Groundbreaking targeted osteoarthritis pain reliever with nanotechnology
Treating osteoarthritis (OA) pain has not been very effective to date – clinically available options typically offer just a few hours of relief or have substantial side effects. The clinical trials of the antibody directed against the OA pain-triggering protein – the nerve growth factor (NGF) – commenced about a decade ago has been hailed by some as a game-changer in the search for a highly effective OA painkiller. But the tests have also revealed potential side effects that rapidly worsen a patient’s OA.
Furthermore, there have been few available means to diagnose OA patients’ pain, let alone pinpointing precisely where they have pain.
A PolyU research team led by Professor Yang Mo, Associate Head (Research) of the Department of Biomedical Engineering and his colleague, associate professor Dr Wen Chunyi, made a breakthrough in tackling both problems by utilising the concept of targeted cancer therapy. They developed a groundbreaking, imaging-guided nanoparticle photothermal treatment for osteoarthritis pain.
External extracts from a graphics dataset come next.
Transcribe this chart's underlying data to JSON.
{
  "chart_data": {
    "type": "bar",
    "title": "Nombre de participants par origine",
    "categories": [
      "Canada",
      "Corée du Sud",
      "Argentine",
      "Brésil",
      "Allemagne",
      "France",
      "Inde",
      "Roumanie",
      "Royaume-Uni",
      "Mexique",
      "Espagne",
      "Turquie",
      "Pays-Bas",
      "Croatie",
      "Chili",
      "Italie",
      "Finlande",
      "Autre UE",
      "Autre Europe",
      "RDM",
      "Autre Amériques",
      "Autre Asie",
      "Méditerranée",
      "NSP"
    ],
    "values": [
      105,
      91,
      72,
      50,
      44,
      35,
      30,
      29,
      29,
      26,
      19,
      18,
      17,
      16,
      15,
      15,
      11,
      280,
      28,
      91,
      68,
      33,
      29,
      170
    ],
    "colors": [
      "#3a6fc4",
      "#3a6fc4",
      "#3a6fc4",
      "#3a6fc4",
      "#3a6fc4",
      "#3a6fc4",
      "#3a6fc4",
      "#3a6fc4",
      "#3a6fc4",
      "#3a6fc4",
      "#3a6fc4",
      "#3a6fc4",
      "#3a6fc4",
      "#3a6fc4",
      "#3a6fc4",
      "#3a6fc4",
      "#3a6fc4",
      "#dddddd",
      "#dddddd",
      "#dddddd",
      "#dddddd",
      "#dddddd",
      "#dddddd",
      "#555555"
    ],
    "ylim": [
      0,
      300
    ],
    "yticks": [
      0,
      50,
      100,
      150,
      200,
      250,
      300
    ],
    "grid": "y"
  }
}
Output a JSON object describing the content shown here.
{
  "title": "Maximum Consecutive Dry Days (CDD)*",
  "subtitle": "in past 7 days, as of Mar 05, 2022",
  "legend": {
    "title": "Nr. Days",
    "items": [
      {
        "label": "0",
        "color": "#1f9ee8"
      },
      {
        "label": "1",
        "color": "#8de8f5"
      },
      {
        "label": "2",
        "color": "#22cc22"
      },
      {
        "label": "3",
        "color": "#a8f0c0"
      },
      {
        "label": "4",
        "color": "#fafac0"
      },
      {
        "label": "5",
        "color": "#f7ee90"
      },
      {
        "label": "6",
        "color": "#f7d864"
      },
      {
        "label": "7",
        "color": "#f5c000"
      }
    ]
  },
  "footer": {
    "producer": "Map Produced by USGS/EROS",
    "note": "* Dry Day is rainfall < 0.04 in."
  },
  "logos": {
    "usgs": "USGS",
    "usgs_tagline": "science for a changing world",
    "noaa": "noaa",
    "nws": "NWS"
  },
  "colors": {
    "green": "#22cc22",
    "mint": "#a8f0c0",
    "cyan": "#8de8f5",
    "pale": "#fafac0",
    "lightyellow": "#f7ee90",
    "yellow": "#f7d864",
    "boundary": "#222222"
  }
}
The novel targeted osteoarthritis pain theranostics are made of gold nanorods coated with a two-dimensional nanomaterial, molybdenum disulfide. The coated nanorods are further fused with antibodies directed against the NGF.
The novel technique enables a new and accurate diagnostics approach – osteoarthritis pain imaging, as the nanorods localised to the injured joints can be tracked using photoacoustic imaging – a new non-invasive imaging modality that combines high contrast and good specificity of optical imaging, while delivering the high resolution and penetration depth offered by ultrasound imaging.
For OA pain treatment, NGF molecules are directly bound to the antibody-fused nanorods, which can transfer light energy to local heat. When it is heated with a near-infrared laser, the NGF protein is destroyed. The targeted and photothermal approach means only around 1/100 of the therapeutic dosage of the anti-NGF agent used in previous clinical trials is required.
The research team said testing with mouse models proved the novel theranostics hold good promise for clinical translation to achieve long-lasting pain relief for days and improvement of an OA patient’s quality of life. Their findings have been published in the prestigious journal ACS Nano by the American Chemical Society and were reported by Nature Reviews Rheumatology.